You can use the same evidence in a performance review, an internal application or a conversation about how your role is changing.
Step 4: Decide what you want to learn next
Your notes may show tasks you can already do, tasks you would like to try and tasks that do not interest you. Pay attention to all three. A responsibility appearing in several ads does not mean you need to learn it if those roles are not right for you.
Think about the work you would like to do more of. Do you want to use AI to improve your own research, reporting or everyday tasks? Would you rather build a tool or automation that other people can use? Or do you want to develop AI applications as a software engineer? Your answer will help you choose what to practise next.
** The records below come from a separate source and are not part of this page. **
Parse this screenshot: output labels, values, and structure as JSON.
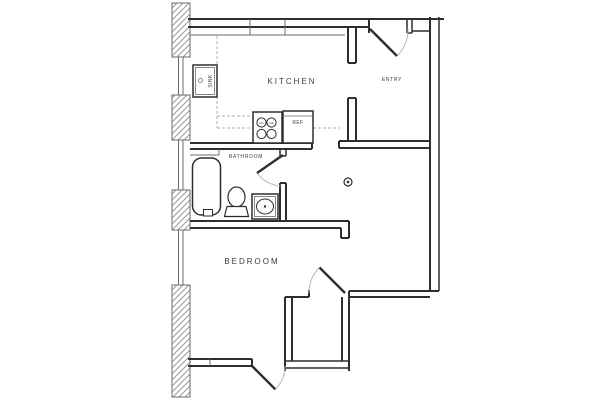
{
  "rooms": {
    "kitchen": {
      "label": "KITCHEN"
    },
    "entry": {
      "label": "ENTRY"
    },
    "bathroom": {
      "label": "BATHROOM"
    },
    "bedroom": {
      "label": "BEDROOM"
    }
  },
  "fixtures": {
    "kitchen_sink": {
      "label": "SINK"
    },
    "refrigerator": {
      "label": "REF"
    },
    "range": {
      "label_left": "RA",
      "label_right": "GE"
    }
  },
  "symbols": {
    "floor_symbol": "circle-with-center-dot"
  },
  "colors": {
    "wall": "#2e2e2e",
    "thin_line": "#6b6b6b",
    "hatch": "#9a9a9a",
    "counter_dash": "#b0b0b0",
    "door_arc": "#b8b8b8",
    "text": "#3c3c3c",
    "background": "#ffffff"
  }
}
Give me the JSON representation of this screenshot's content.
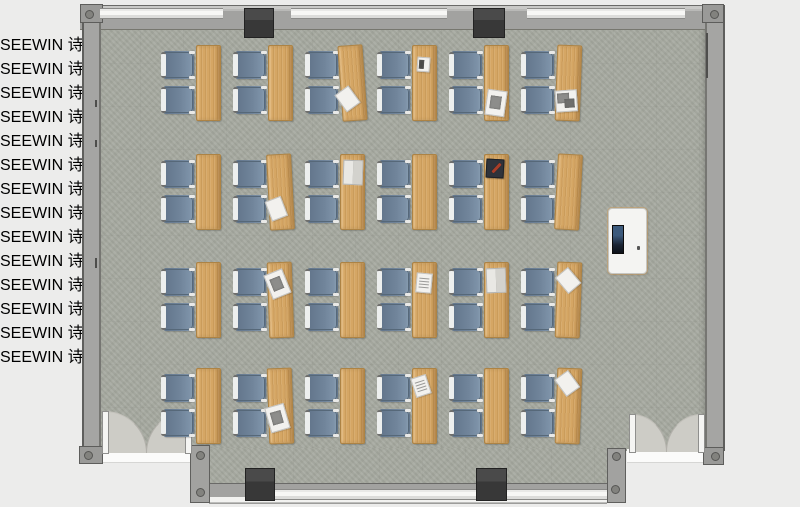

Those AI and automation titles from the job ads aren't hypothetical, either. Looking back at our own learners hired over the past year, roughly one in seven landed a role with "AI" or "automation" in the title itself, including AI Engineer, AI Consultant, AI Program Lead, Automation Specialist and Full Stack AI Engineer. The rest went into roles that use AI as part of a broader job without it being the headline label, which is exactly why reading past the title matters.
You could start with a problem at work, build a small project or look for structured learning.
We have three short programmes for different starting points and goals: |
|---|
Building with AI Agents helps you turn a problem you know from work into a useful solution, such as an internal tool, dashboard or automation. You learn to plan it, guide AI as you build it, test it and make it ready for others to use. The result is a working project you can show, alongside your existing experience in operations, sales, marketing or another field. For a quick check of this one pathway, the programme’s free AI-building-level quiz offers a rough starting point. |
AI for Business helps you use AI in a business role: make sense of information, improve reports and presentations, work with spreadsheets and cut down recurring manual tasks. You also learn to check AI output before using it. This fits a gap in applying AI to work you already understand, and gives you a project you can discuss in an interview. No coding background is required to start. |
AI Engineering helps developers build applications that use company information, carry out multi-step tasks and work reliably beyond a demo. You practise connecting data, testing results and deploying an application you can discuss with employers. This path requires at least one year of Python or JavaScript experience to start; engineering vacancies may ask for more software experience. |
Compare the programmes side by side to see what you would learn and what experience you need before applying. Then return to the ads for roles you want: check whether the work appeals to you and which requirements a project or programme could help you meet.
If you are in Germany, funding may be available depending on your circumstances and the programme. Our Bildungsgutschein guide explains how to explore that option.
Your four-step job-ad check ✅
Decode the work: compare at least five relevant ads and group tasks that mean the same thing, check each role’s experience and technical requirements.
Sort the recurring tasks: what have you done, tried in part, or never done before?
Update your CV: show the work you can prove that matches repeated responsibilities.
Decide what comes next: practise a repeated task you cannot yet show, or use the evidence you already have.
You should finish with examples you can back up, a clearer view of which roles fit your experience, and a better sense of whether you need to learn anything next. You can use that evidence on a CV, in a review or in a conversation about your current role.